В разврате каменейте смело,
Не оживит вас лиры глас!
Автограф рукописи статьи "О поэзии классической и романтической" |
Как весело на Пушкинском фестивале в Пскове три года назад кричали это нам в лицо юноши мастерской А.Васильева! Каждому в глаза: "Прочь, непосвященные!", -- отказывая нам в праве отнести гнев поэта к какой-нибудь другой толпе. Мы самозащитно посмеивались, но чувствовали себя не очень уверенно. Со школьной скамьи привыкли демократически полагать себя друзьями поэта, а чернь искать в свете и аристократии, о которых по простоте происхождения и знать ничего не могли, кроме кривых карикатур разночинной публицистики. А тут -- на тебе: юноши со злым весельем подставляют зеркало:
Душе противны вы, как гробы.
Для вашей глупости и злобы
Имели вы до сей поры
Бичи, темницы, топоры; --
Довольно с вас...
Да ведь и действительно что-то не сходилось -- бичи, темницы: это для света-то? Для двора-то? Нет, тут надо было искать адрес поближе. Особенно когда вслушаешься в требования, предъявляемые чернью:
Нет, если ты небес избранник,
Свой дар, божественный посланник,
Во благо нам употребляй:
Сердца собратьев исправляй.
Мы малодушны, мы коварны,
Бесстыдны, злы, неблагодарны;
Мы сердцем хладные скопцы,
Клеветники, рабы, глупцы;
Гнездятся клубом в нас пороки.
Ты можешь, ближнего любя,
Давать нам смелые уроки,
А мы послушаем тебя.
Совершенная читательская конференция о положительном герое недавних лет. И как вроде мужественно, как жестко о себе, с каким знанием -- исповедь да и только. Но с какой беспокаянной самовлюбленностью, с каким лукавым кокетством, на которое большие мастера люди, как раз уверенные, что таким обобщительным "мы" они сразу с себя все обвинения и снимают, оставаясь в страдательной маске жертвы.

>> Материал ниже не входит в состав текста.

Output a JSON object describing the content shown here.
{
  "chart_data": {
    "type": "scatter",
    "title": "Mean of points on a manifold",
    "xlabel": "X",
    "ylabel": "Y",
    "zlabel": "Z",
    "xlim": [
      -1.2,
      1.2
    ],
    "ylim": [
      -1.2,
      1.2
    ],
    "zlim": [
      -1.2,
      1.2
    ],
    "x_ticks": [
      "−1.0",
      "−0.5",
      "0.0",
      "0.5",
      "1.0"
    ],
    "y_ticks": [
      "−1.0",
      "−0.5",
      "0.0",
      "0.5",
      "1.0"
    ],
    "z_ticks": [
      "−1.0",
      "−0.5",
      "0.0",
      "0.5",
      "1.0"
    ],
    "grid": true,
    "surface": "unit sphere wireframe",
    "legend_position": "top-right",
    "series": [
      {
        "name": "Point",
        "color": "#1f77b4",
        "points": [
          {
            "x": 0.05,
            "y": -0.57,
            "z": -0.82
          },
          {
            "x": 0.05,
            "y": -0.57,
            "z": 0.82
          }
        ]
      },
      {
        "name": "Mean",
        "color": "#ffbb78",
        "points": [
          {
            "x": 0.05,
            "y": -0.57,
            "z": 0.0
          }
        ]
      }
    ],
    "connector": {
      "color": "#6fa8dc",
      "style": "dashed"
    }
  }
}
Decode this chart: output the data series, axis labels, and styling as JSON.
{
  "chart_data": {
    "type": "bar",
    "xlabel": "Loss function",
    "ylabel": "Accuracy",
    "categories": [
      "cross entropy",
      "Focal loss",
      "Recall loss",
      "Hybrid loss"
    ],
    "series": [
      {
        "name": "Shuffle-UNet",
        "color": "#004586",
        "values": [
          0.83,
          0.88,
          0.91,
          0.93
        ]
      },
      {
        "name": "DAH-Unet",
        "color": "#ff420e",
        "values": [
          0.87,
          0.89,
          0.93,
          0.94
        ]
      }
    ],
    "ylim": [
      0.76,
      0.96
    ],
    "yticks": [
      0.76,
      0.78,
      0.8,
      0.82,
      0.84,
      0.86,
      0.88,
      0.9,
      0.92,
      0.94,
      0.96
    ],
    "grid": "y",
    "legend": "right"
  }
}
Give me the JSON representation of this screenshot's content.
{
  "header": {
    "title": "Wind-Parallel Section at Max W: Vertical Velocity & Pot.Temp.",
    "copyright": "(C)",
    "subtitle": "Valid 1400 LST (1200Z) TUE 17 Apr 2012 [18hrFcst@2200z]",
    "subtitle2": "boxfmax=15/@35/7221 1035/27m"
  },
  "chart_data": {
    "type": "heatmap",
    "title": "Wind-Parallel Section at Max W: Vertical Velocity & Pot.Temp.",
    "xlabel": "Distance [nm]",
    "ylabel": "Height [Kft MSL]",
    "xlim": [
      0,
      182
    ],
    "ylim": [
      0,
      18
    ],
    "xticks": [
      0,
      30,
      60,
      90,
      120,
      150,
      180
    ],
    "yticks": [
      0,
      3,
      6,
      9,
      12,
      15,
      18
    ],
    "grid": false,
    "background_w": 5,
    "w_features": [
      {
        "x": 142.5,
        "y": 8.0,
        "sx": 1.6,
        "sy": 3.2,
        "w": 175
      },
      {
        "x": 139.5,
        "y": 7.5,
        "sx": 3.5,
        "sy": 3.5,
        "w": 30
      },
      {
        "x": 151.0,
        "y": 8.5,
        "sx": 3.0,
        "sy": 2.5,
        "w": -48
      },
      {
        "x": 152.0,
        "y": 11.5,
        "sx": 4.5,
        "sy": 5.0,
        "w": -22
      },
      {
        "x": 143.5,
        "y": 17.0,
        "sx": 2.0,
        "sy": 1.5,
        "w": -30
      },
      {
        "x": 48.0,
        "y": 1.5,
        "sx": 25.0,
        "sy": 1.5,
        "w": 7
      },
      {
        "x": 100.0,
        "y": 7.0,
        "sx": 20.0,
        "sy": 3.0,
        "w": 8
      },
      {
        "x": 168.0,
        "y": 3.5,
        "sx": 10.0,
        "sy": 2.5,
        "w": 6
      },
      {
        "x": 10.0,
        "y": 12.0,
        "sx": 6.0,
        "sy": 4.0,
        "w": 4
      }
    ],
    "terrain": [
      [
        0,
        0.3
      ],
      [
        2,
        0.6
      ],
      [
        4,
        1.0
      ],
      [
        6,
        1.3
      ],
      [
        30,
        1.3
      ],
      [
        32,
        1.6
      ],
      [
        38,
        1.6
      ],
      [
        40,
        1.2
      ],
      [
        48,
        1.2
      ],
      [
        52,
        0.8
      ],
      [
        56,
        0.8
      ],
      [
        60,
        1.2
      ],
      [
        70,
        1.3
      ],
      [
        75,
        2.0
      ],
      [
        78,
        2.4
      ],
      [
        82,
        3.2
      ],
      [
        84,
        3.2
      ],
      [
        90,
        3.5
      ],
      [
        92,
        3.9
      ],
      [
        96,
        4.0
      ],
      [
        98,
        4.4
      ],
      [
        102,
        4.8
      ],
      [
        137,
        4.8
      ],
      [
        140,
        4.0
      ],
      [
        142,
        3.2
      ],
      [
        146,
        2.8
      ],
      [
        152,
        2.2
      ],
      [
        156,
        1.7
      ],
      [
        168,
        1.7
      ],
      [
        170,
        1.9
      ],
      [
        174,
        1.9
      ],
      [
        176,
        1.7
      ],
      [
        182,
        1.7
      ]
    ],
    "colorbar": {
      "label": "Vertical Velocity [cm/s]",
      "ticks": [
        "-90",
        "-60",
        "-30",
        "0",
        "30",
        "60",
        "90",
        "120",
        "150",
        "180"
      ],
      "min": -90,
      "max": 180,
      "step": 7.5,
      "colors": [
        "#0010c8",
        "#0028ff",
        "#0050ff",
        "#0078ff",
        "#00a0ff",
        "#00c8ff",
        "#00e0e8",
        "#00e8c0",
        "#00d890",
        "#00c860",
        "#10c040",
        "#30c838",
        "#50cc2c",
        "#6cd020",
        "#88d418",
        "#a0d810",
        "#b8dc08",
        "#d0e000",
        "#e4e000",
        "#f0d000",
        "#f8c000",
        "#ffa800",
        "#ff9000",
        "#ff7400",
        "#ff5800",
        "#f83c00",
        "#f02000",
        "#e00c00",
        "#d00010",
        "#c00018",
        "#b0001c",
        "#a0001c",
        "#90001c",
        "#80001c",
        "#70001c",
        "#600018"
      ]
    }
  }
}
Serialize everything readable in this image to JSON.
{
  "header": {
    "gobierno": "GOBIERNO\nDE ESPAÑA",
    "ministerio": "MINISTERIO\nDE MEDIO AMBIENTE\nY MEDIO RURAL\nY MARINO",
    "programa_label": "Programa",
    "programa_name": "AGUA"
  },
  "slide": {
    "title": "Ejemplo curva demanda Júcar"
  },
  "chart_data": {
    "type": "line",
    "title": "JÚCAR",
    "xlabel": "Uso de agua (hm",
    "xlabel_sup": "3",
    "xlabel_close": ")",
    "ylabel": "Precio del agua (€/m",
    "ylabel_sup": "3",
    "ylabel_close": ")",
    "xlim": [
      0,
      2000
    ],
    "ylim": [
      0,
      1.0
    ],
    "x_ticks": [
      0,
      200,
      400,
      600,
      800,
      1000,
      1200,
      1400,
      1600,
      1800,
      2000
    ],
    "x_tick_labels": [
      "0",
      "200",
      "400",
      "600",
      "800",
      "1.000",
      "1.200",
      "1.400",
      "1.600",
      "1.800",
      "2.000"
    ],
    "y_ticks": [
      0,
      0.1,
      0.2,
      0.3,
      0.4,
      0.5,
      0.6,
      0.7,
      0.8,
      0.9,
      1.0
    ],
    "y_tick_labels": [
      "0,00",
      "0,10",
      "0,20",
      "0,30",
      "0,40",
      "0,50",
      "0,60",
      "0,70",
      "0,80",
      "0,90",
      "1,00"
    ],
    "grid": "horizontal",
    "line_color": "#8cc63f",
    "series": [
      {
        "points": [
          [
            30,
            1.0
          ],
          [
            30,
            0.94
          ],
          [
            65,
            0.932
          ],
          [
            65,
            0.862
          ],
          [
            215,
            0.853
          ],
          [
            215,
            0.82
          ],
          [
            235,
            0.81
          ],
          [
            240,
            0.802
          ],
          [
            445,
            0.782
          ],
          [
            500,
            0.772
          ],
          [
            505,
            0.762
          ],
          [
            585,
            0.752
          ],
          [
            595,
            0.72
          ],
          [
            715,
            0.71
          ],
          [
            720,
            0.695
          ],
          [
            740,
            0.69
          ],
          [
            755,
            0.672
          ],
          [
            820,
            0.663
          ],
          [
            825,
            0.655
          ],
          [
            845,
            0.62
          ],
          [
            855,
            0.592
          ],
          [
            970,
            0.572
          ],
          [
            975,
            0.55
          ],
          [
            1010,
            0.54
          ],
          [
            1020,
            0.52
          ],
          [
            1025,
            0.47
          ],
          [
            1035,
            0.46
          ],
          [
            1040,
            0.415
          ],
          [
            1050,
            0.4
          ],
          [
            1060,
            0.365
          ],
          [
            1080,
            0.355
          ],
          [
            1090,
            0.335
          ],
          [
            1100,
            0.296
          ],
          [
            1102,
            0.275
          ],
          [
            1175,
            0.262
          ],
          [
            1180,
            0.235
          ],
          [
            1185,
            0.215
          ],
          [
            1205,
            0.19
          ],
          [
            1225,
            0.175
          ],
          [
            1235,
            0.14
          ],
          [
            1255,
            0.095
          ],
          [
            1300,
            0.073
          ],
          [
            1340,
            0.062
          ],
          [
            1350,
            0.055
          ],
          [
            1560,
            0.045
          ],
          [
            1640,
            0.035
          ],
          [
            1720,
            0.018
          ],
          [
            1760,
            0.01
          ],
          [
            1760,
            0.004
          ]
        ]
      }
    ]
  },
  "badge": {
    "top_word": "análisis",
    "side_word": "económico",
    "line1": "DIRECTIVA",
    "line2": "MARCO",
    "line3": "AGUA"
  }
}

Тут О.Э.Мандельштам, отмечавший, что "поэт с удивительным беспристрастием предоставляет черни оправдываться" и что, оказывается, "чернь не так уж и непросвещенна", по благородству характера не заметил этой уловки толпы, прячущей за внешней беспристрастностью сытое самодовольство: да-с, принимайте, каковы есть, -- всё идеология, подлый режим, всё царская, советская, демократическая власть, где было взять тонкости, а ты, поэт, посуетись, постарайся, покажи себя, "а мы послушаем тебя"...
"Обыватели поэзии" -- так Мандельштам предпочитал именовать чернь -- "позволяют давать им смелые уроки, вообще готовы выслушать что угодно, лишь бы на посылке поэта был обозначен точный адрес". То есть только бы не Божий глас, не эта пугающая свобода, не грозное в небесной силе, равнодушное к злобе дня Слово, не "звуки сладкие и молитвы", которые делают время шатким и ненадежным, выдергивая у "обывателя поэзии" его главную опору -- сиюминутную, обжитую правду. А поэт, по тому же Мандельштаму, связан "только с провиденциальным собеседником. Быть выше своей эпохи, лучше своего общества для него необязательно"... Растерянный человек остается с временем наедине и не прощает поэта.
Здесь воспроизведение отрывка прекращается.